En la historia de este coso, la sangre torera no solo manchó la arena, sino que también sostuvo sus muros. La legendaria familia Dominguín —saga de toreros y empresarios— cuidó esta plaza durante décadas, dando forma a su destino con la misma bravura con que se jugaban la vida en el ruedo. Desde hace 50 años, las llaves de este recinto las custodian con inteligencia emocional y sentido del deber la familia Lozano, que ha velado por Pontevedra como quien cuida un jardín antiguo: con mimo, respeto y una visión que mezcla tradición y modernidad. Medio siglo de la familia Lozano manteniendo viva la llama para que cada agosto siga oliendo a clavel, charangas y toro bravo. Y aquí, me permito un breve aparte para mi querido Luisma Lozano, que de apoderado tiene la seriedad, pero de amigo tiene la sonrisa ancha, el trato cercano, la palabra justa. Luisma es de esos que, como dijo Hemingway, saben que "la vida de un hombre es tan grande como su afición"

Y cuando la tarde declina, cuando el clarín calla y la luna se asoma, surgen los rituales modernos, las peñas: los Karepas se juntan -cada vez más menguados- para hacer cuadrilla, reír y brindar por lo que fue y lo que vendrá. No faltan los Gin Kas, que se alzan como un canto a la amistad y la vida, porque la fiesta no termina con el último pase: se prolonga en la calle, en la barra, en cada carcajada compartida.

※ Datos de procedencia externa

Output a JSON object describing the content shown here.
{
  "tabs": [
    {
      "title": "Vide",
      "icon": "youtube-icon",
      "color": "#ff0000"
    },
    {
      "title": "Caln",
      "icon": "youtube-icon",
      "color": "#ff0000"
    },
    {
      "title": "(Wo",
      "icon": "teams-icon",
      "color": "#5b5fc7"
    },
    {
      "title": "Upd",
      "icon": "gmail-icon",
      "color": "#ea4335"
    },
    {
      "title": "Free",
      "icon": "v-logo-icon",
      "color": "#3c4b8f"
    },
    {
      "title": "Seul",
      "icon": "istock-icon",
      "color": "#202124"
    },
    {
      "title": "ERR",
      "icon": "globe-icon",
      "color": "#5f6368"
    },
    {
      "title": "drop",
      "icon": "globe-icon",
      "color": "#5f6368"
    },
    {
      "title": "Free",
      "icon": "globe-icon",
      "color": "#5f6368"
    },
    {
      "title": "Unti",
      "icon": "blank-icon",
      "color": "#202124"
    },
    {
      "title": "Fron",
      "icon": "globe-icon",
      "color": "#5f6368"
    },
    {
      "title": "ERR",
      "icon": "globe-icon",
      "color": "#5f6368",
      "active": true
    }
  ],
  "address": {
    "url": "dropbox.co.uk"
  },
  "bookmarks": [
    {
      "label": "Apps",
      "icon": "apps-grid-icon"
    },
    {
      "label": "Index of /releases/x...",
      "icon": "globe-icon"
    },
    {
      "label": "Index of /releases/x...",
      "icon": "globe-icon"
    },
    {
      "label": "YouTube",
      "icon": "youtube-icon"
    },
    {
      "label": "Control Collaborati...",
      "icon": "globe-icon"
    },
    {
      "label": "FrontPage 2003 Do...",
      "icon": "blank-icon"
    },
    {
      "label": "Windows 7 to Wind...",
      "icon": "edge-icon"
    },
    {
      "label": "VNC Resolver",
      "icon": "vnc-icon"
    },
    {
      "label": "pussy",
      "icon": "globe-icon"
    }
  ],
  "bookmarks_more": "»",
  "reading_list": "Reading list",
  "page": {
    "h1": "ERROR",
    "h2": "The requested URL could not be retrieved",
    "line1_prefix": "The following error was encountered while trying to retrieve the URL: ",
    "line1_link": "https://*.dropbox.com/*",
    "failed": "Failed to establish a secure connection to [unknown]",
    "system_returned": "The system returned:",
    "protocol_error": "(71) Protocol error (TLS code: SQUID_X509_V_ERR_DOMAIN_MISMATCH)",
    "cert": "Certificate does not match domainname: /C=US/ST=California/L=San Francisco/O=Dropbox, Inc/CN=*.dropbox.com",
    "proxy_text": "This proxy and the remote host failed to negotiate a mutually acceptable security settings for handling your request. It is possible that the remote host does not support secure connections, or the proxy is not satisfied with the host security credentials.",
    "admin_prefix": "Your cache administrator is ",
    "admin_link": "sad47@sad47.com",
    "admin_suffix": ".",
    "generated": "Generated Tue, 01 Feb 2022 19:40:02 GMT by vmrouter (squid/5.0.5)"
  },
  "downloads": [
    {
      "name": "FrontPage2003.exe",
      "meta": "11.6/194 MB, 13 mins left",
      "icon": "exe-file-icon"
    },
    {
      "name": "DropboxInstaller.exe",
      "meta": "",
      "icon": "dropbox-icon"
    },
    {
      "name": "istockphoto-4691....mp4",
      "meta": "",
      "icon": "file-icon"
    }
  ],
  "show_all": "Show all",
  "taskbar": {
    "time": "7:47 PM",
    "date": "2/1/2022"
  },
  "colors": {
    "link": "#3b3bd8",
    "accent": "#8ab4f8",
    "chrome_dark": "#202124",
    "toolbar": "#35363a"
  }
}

Esta plaza no celebra, en estas fechas, solo su aniversario, celebra su inmortalidad emocional, su resistencia culta, su capacidad de reinventarse con la fidelidad como eje. Porque, como reza en el viejo aforismo griego: el arte es largo y la vida es breve. Y en Pontevedra, en cada tarde de toros, el mundo vuelve a empezar.